Fig.6: Flowchart of Methodology



In addition to the unity pf and default volt-var curve, EPRI considered a third control scheme, tailored volt-var control. The tailored volt-var curve shown in Figure 7 is designed to use PV inverters to help flatten feeder voltage by increasing the capacitive region response to help raise voltage in low-voltages areas and more inductive region response to help lower voltage in areas where PV pushes voltage up. The tailored volt-var settings were initially determined based on simulated voltage regulator settings (~2V bandwidth and 121.5 V setpoint), but the center of the dead-band was reduced to account for ~1.5 V drop to the modeled PV locations. This also correlated to the range in voltages observed across the feeders. Observed voltages seldom went above 1.02 Vpu or below 0.98 Vpu. Therefore, the inverters would potentially be operating in both the capacitive and inductive regions. Finally, it was desired to have more reactive impact within the ANSI voltage range. To achieve this, the V1 and V4 setpoints were adjusted to 0.95 Vpu and 1.05 Vpu, respectively.

Fig.7: Tailored Volt-var Setpoints

Putting it all together, EPRI evaluated seven scenarios. Scenarios 1-5 are identical to those considered by Ameren. The two additional scenarios evaluated the tailored volt-var curve:

Scenario 6: Feeder with VO and Phase 1 PV Using VO-Specific Volt-var Curve

This scenario will model the effects of the implementation of the VO-Specific volt-var smart inverter functionality on planned VO for the three different PV placement types. PV will be added in the same quantities and locations as in Scenario 2, but will utilize the VO-Specific volt-var smart inverter profile determined jointly by Ameren and EPRI.

Scenario 7: Feeder with VO and Phase 2 PV Using VO-Specific Volt-var Curve

This scenario will model the combined effects of the VO-Specific volt-var smart inverter functionality on a feeder with a variety of PV distributions. PV will be added in the same quantities and locations as in Scenario 3, but will utilize the VO-Specific volt-var smart inverter profile determined jointly by Ameren and EPRI. The ten circuits analyzed by EPRI, are shown in the table below. The PV placement on each feeder for Phase 1 and 2 can be seen on the table.



A total of ten feeders were evaluated by EPRI, five of which coincided with those analyzed by Ameren. Table 3 shows the ten EPRI feeders, as well as the PV placement for phase 1 and 2.

Table 3: Phase 1 PV Placement



Ameren Illinois Study Results The voltage impact of PV integration and volt-var functionality are assessed in two timeframes: annual impact and monthly impact. Annual and monthly voltage impacts are averaged across those respective time frames. The reactive power generation and potential active power curtailment associated with volt-var function are also evaluated in this section as well as the impact of regulator tap operations.

Annual Voltage Impact The annual voltage metrics indicate the overall impact of PV penetration and smart inverter functionality over the duration of the year. Voltage values are averaged over daytime hours, when the PV is online, for this assessment.
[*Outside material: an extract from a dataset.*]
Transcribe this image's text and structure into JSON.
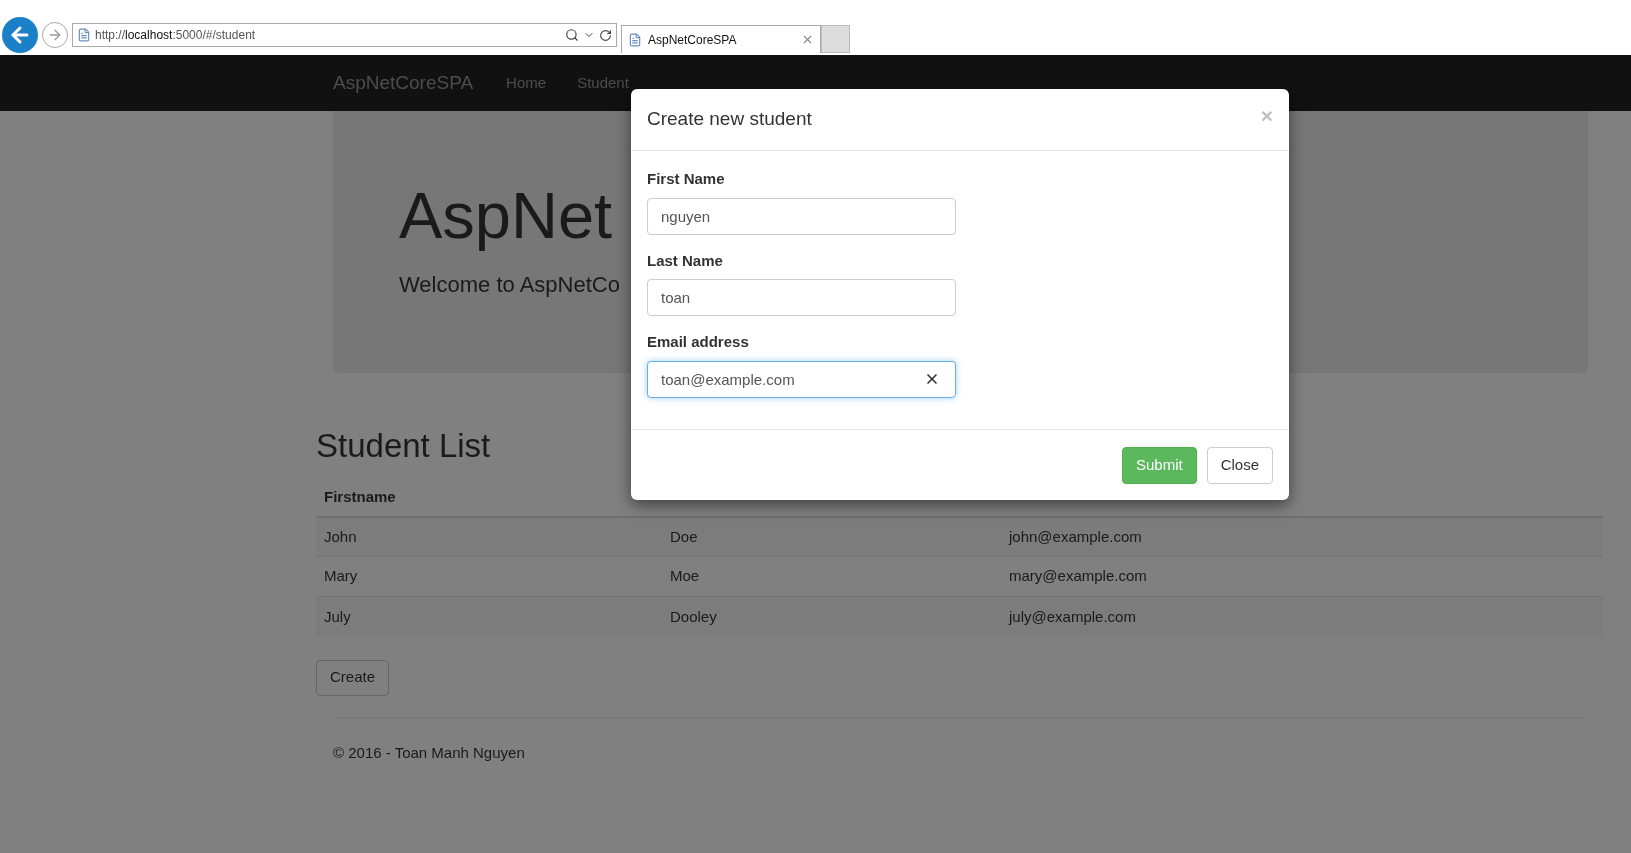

Annual Voltage Change Averaged Across All Sections The annual voltage change is averaged across all sections on each feeder to assess the overall PV and volt-var control impact. The resulting values are listed in Table 4 and shown in Figure 9. Positive value in Figure 5 indicates a voltage increase from the baseline no-PV scenario 1. Generally, voltage increases with PV penetration except for Feeder N95824, which sees a voltage reduction in low PV penetration scenarios (2,4). This is caused by a regulator tapping down as shown in Figure 10. The high PV penetration scenarios (3,5) see a greater voltage rise than the low penetration scenarios (2,4).

Distributed PV deployments (non-residential and residential) more likely cause feeder wide voltage increase than Community PV, indicated by the low voltage change on the community solar feeders in scenario 2 and 4.

Enabling volt-var functionality generally has negligible impact on the feeders when averaged across the duration of the year. The default smart inverter volt-var setting scenarios (4,5) has minimal impact on all ten feeders as indicated by comparing the results in scenario 2 versus scenario 4 and scenario 3 versus scenario 5.

Table 4: Annual Voltage Change Averaged Across All Sections (Volts on 120V base)



Fig.9: Annual Voltage Change Averaged Across All Sections (120 V base)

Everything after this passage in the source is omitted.